帝国書院の暗部連中も、先ほどの一件で撤退したのかは分からないが人影一つ見当たらない。一対一で魔獣の相手をするにはちょうどいい。巻き添えはともかく、邪魔だてはされたくないしな。
というのも、だ。
もちろんレベルアップはしているとはいえ、珠片を一つ取りこんだだけで俺の実力は中盤の中ボスからラスダンクリーチャークラスに強化されているのだ。
例えこの辺りの雑魚敵が珠片を取りこんだとしても、どれほどの強さになるのか俺自身想像がつかない。

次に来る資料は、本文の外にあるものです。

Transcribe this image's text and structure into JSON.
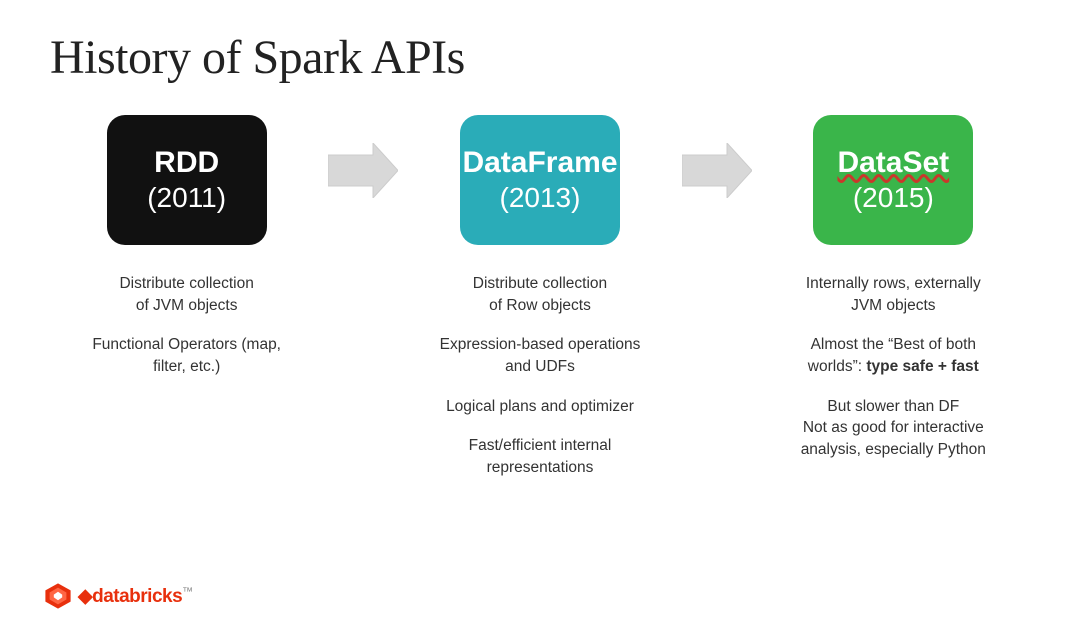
{
  "title": "History of Spark APIs",
  "apis": [
    {
      "id": "rdd",
      "label": "RDD",
      "year": "(2011)",
      "box_class": "rdd",
      "bullets": [
        "Distribute collection\nof JVM objects",
        "Functional Operators (map,\nfilter, etc.)"
      ]
    },
    {
      "id": "dataframe",
      "label": "DataFrame",
      "year": "(2013)",
      "box_class": "dataframe",
      "bullets": [
        "Distribute collection\nof Row objects",
        "Expression-based operations\nand UDFs",
        "Logical plans and optimizer",
        "Fast/efficient internal\nrepresentations"
      ]
    },
    {
      "id": "dataset",
      "label": "DataSet",
      "year": "(2015)",
      "box_class": "dataset",
      "bullets": [
        "Internally rows, externally\nJVM objects",
        "Almost the “Best of both\nworlds”: type safe + fast",
        "But slower than DF\nNot as good for interactive\nanalysis, especially Python"
      ]
    }
  ],
  "logo": {
    "text": "databricks",
    "superscript": "™"
  },
  "colors": {
    "rdd": "#111111",
    "dataframe": "#2aacb8",
    "dataset": "#3ab54a",
    "arrow": "#e0e0e0",
    "text": "#333333",
    "title": "#222222",
    "logo_red": "#e8300d"
  }
}
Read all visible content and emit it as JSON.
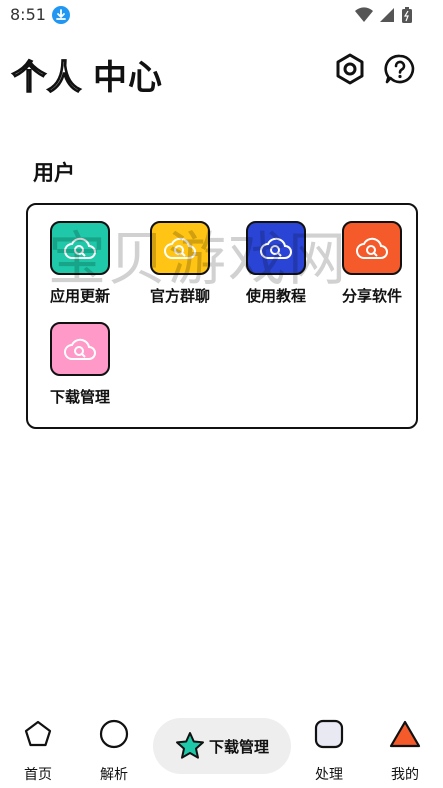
{
  "status_bar": {
    "time": "8:51"
  },
  "header": {
    "title_outline": "个人",
    "title_bold": "中心"
  },
  "section": {
    "title": "用户"
  },
  "grid": {
    "items": [
      {
        "label": "应用更新",
        "color": "#1ec8a8"
      },
      {
        "label": "官方群聊",
        "color": "#ffc414"
      },
      {
        "label": "使用教程",
        "color": "#2a45d6"
      },
      {
        "label": "分享软件",
        "color": "#f45a2a"
      },
      {
        "label": "下载管理",
        "color": "#ff99c8"
      }
    ]
  },
  "watermark": "宝贝游戏网",
  "bottom_nav": {
    "items": [
      {
        "label": "首页",
        "icon": "pentagon-icon"
      },
      {
        "label": "解析",
        "icon": "circle-icon"
      },
      {
        "label": "下载管理",
        "icon": "star-icon",
        "active": true,
        "color": "#1ec8a8"
      },
      {
        "label": "处理",
        "icon": "rounded-square-icon"
      },
      {
        "label": "我的",
        "icon": "triangle-icon",
        "color": "#f45a2a"
      }
    ]
  }
}
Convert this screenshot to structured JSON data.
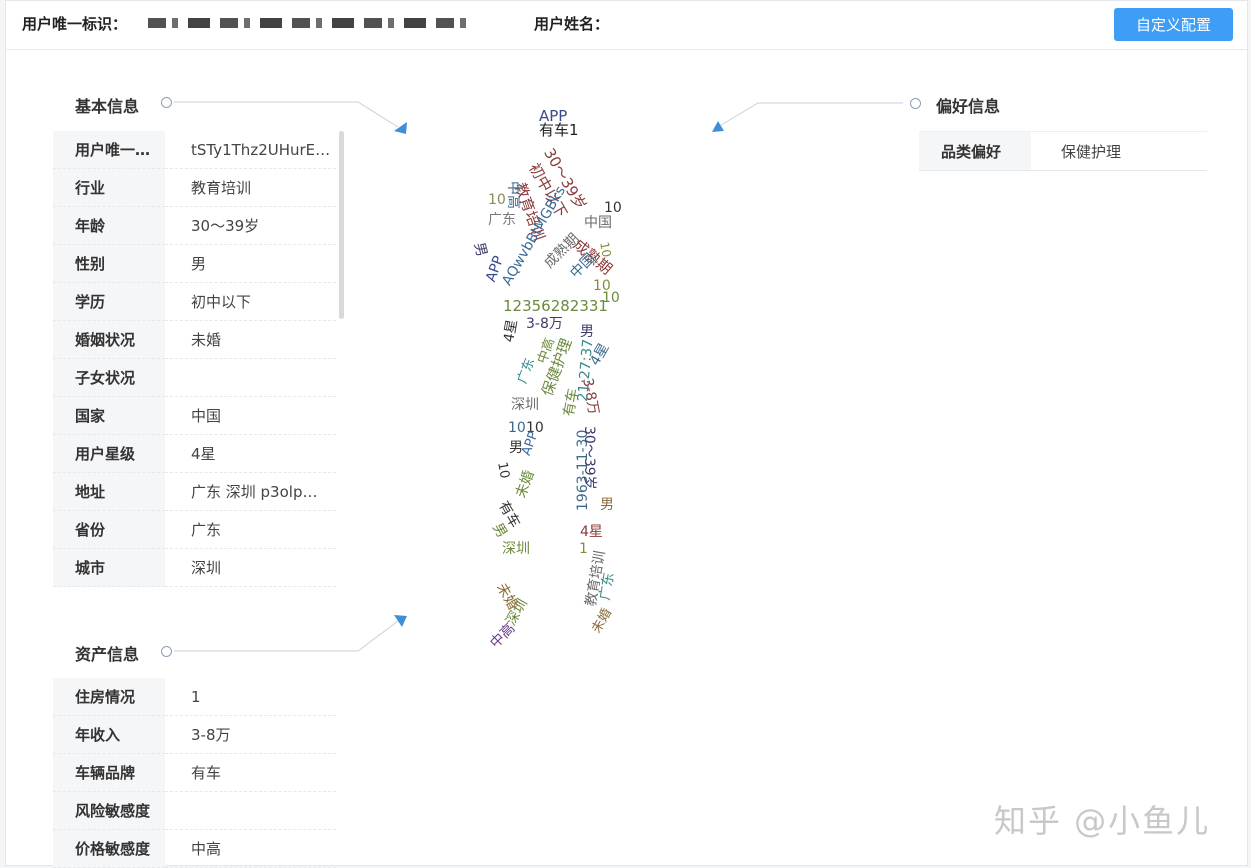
{
  "header": {
    "uid_label": "用户唯一标识：",
    "name_label": "用户姓名：",
    "config_button": "自定义配置"
  },
  "basic": {
    "title": "基本信息",
    "rows": [
      {
        "k": "用户唯一…",
        "v": "tSTy1Thz2UHurE…"
      },
      {
        "k": "行业",
        "v": "教育培训"
      },
      {
        "k": "年龄",
        "v": "30～39岁"
      },
      {
        "k": "性别",
        "v": "男"
      },
      {
        "k": "学历",
        "v": "初中以下"
      },
      {
        "k": "婚姻状况",
        "v": "未婚"
      },
      {
        "k": "子女状况",
        "v": ""
      },
      {
        "k": "国家",
        "v": "中国"
      },
      {
        "k": "用户星级",
        "v": "4星"
      },
      {
        "k": "地址",
        "v": "广东 深圳 p3olp…"
      },
      {
        "k": "省份",
        "v": "广东"
      },
      {
        "k": "城市",
        "v": "深圳"
      }
    ]
  },
  "preference": {
    "title": "偏好信息",
    "rows": [
      {
        "k": "品类偏好",
        "v": "保健护理"
      }
    ]
  },
  "asset": {
    "title": "资产信息",
    "rows": [
      {
        "k": "住房情况",
        "v": "1"
      },
      {
        "k": "年收入",
        "v": "3-8万"
      },
      {
        "k": "车辆品牌",
        "v": "有车"
      },
      {
        "k": "风险敏感度",
        "v": ""
      },
      {
        "k": "价格敏感度",
        "v": "中高"
      }
    ]
  },
  "cloud_words": [
    {
      "t": "APP",
      "c": "#3b4a8c"
    },
    {
      "t": "有车1",
      "c": "#222222"
    },
    {
      "t": "30～39岁",
      "c": "#8a3b3b"
    },
    {
      "t": "初中以下",
      "c": "#8a3b3b"
    },
    {
      "t": "10",
      "c": "#333333"
    },
    {
      "t": "中国",
      "c": "#6b6b6b"
    },
    {
      "t": "教育培训",
      "c": "#8a3b3b"
    },
    {
      "t": "10",
      "c": "#8a8a5a"
    },
    {
      "t": "中高",
      "c": "#3b6b8a"
    },
    {
      "t": "广东",
      "c": "#7a7a7a"
    },
    {
      "t": "AQwvbBtMGBks",
      "c": "#3b6b9a"
    },
    {
      "t": "APP",
      "c": "#3b4a8c"
    },
    {
      "t": "成熟期",
      "c": "#8a3b3b"
    },
    {
      "t": "男",
      "c": "#3b3b6b"
    },
    {
      "t": "10",
      "c": "#8a8a3a"
    },
    {
      "t": "成熟期",
      "c": "#6b6b6b"
    },
    {
      "t": "中国",
      "c": "#3b6b8a"
    },
    {
      "t": "10",
      "c": "#8a8a3a"
    },
    {
      "t": "12356282331",
      "c": "#6b8a3b"
    },
    {
      "t": "10",
      "c": "#6b8a3b"
    },
    {
      "t": "3-8万",
      "c": "#3b3b6b"
    },
    {
      "t": "男",
      "c": "#3b3b6b"
    },
    {
      "t": "4星",
      "c": "#333333"
    },
    {
      "t": "广东",
      "c": "#3b8a8a"
    },
    {
      "t": "中高",
      "c": "#6b8a3b"
    },
    {
      "t": "保健护理",
      "c": "#6b8a3b"
    },
    {
      "t": "4星",
      "c": "#3b6b8a"
    },
    {
      "t": "3-8万",
      "c": "#8a3b3b"
    },
    {
      "t": "深圳",
      "c": "#6b6b6b"
    },
    {
      "t": "有车",
      "c": "#6b8a3b"
    },
    {
      "t": "21:27:37",
      "c": "#3b8a8a"
    },
    {
      "t": "10",
      "c": "#3b6b8a"
    },
    {
      "t": "10",
      "c": "#333333"
    },
    {
      "t": "APP",
      "c": "#3b6b9a"
    },
    {
      "t": "男",
      "c": "#333333"
    },
    {
      "t": "1963-11-30",
      "c": "#3b6b8a"
    },
    {
      "t": "30～39岁",
      "c": "#3b3b6b"
    },
    {
      "t": "10",
      "c": "#333333"
    },
    {
      "t": "未婚",
      "c": "#6b8a3b"
    },
    {
      "t": "男",
      "c": "#8a6b3b"
    },
    {
      "t": "有车",
      "c": "#333333"
    },
    {
      "t": "男",
      "c": "#6b8a3b"
    },
    {
      "t": "4星",
      "c": "#8a3b3b"
    },
    {
      "t": "深圳",
      "c": "#6b8a3b"
    },
    {
      "t": "1",
      "c": "#8a8a3a"
    },
    {
      "t": "教育培训",
      "c": "#6b6b6b"
    },
    {
      "t": "未婚",
      "c": "#8a6b3b"
    },
    {
      "t": "广东",
      "c": "#3b8a8a"
    },
    {
      "t": "深圳",
      "c": "#6b8a3b"
    },
    {
      "t": "中高",
      "c": "#6b3b8a"
    },
    {
      "t": "未婚",
      "c": "#8a6b3b"
    }
  ],
  "watermark": "知乎 @小鱼儿"
}
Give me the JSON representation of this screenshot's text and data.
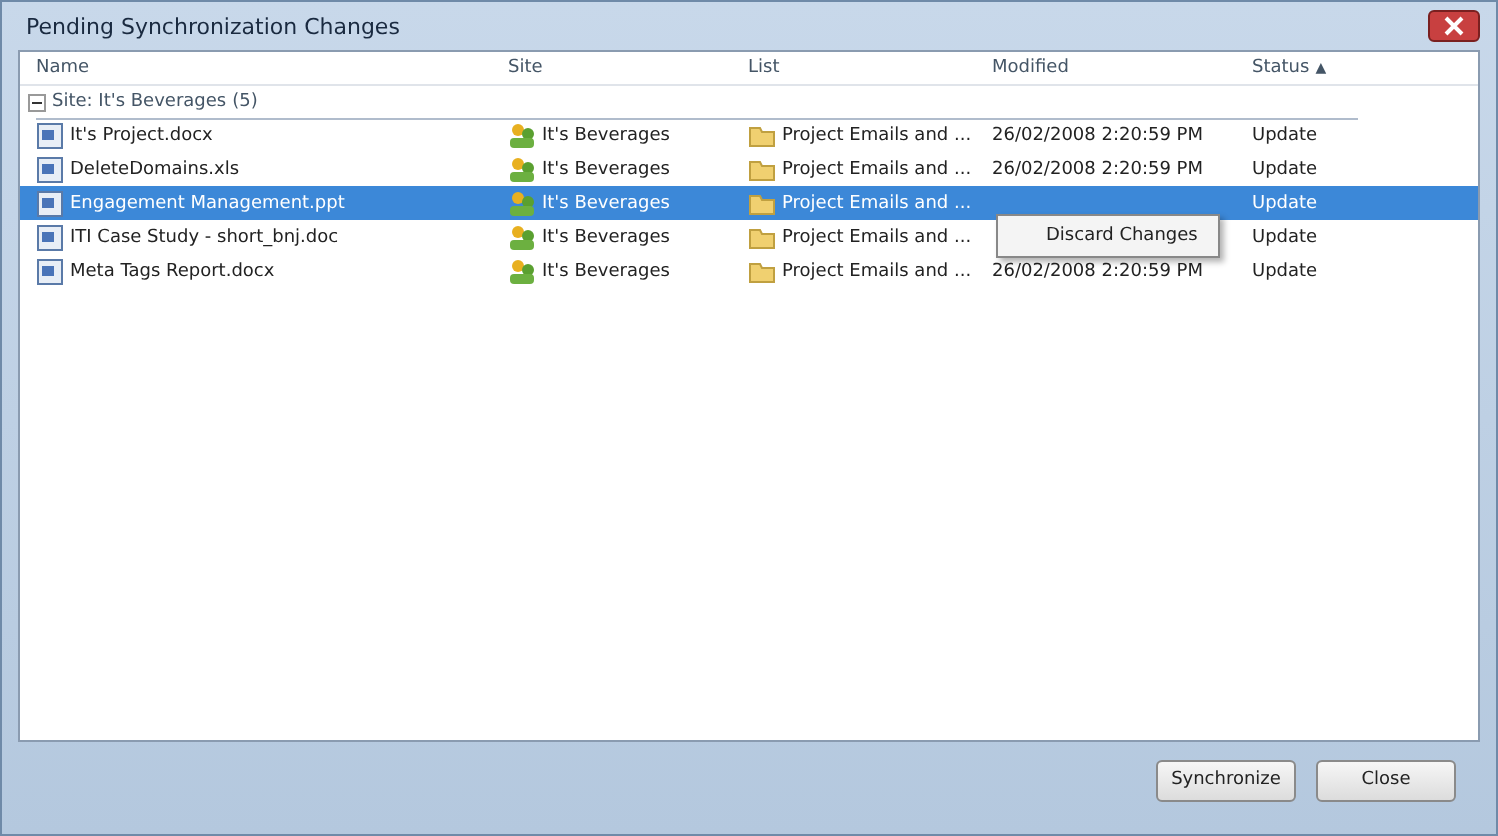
{
  "window": {
    "title": "Pending Synchronization Changes"
  },
  "table": {
    "columns": [
      {
        "label": "Name"
      },
      {
        "label": "Site"
      },
      {
        "label": "List"
      },
      {
        "label": "Modified"
      },
      {
        "label": "Status",
        "sort_arrow": "▲"
      }
    ],
    "group": {
      "label": "Site: It's Beverages",
      "count": "(5)",
      "expanded": true
    },
    "rows": [
      {
        "name": "It's Project.docx",
        "site": "It's Beverages",
        "list": "Project Emails and ...",
        "modified": "26/02/2008 2:20:59 PM",
        "status": "Update",
        "selected": false
      },
      {
        "name": "DeleteDomains.xls",
        "site": "It's Beverages",
        "list": "Project Emails and ...",
        "modified": "26/02/2008 2:20:59 PM",
        "status": "Update",
        "selected": false
      },
      {
        "name": "Engagement Management.ppt",
        "site": "It's Beverages",
        "list": "Project Emails and ...",
        "status": "Update",
        "selected": true
      },
      {
        "name": "ITI Case Study - short_bnj.doc",
        "site": "It's Beverages",
        "list": "Project Emails and ...",
        "status": "Update",
        "selected": false
      },
      {
        "name": "Meta Tags Report.docx",
        "site": "It's Beverages",
        "list": "Project Emails and ...",
        "modified": "26/02/2008 2:20:59 PM",
        "status": "Update",
        "selected": false
      }
    ]
  },
  "context_menu": {
    "items": [
      "Discard Changes"
    ]
  },
  "buttons": [
    "Synchronize",
    "Close"
  ]
}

だというのに、『あー! 化け物と一緒に妖鬼もいるー! まとめてやっちまおうぜー!』なんて横槍を入れられたら目も当てられないということだ。
それに。
「……うは」
珠片の反応のままに歩みを進めることしばらく。
まるでその部分だけ切り取られたかのように、綺麗にざっくりと地面が抉られていた。距離にして半径三メートルと言ったところだろうか。俺が三人縦に並んで、まだ余るほど。その周辺の木々も、まるで暴風に煽られた後のようになぎ倒されている。
「……おっそろしいなおい」
俺に出来るか出来ないかと言ったら、おそらく出来る。
けれども、こんな芸当が可能な相手に相対したことは無い。
「……女神のねーちゃんも軽く言ってくれるなぁ。珠片集め、難易度は思ったより高そうだ」
目にして初めて気づくこととはまさにこれだ。
戦いの経験が圧倒的に不足していて、正直にいえばこの光景に寒気がした。
恐怖、というほどではない。けれど間違いなく眼前の景色は俺を圧倒していたし、こんなことが出来る奴と今からやり合うのだと考えると、姿が見えていないだけに不気味だ。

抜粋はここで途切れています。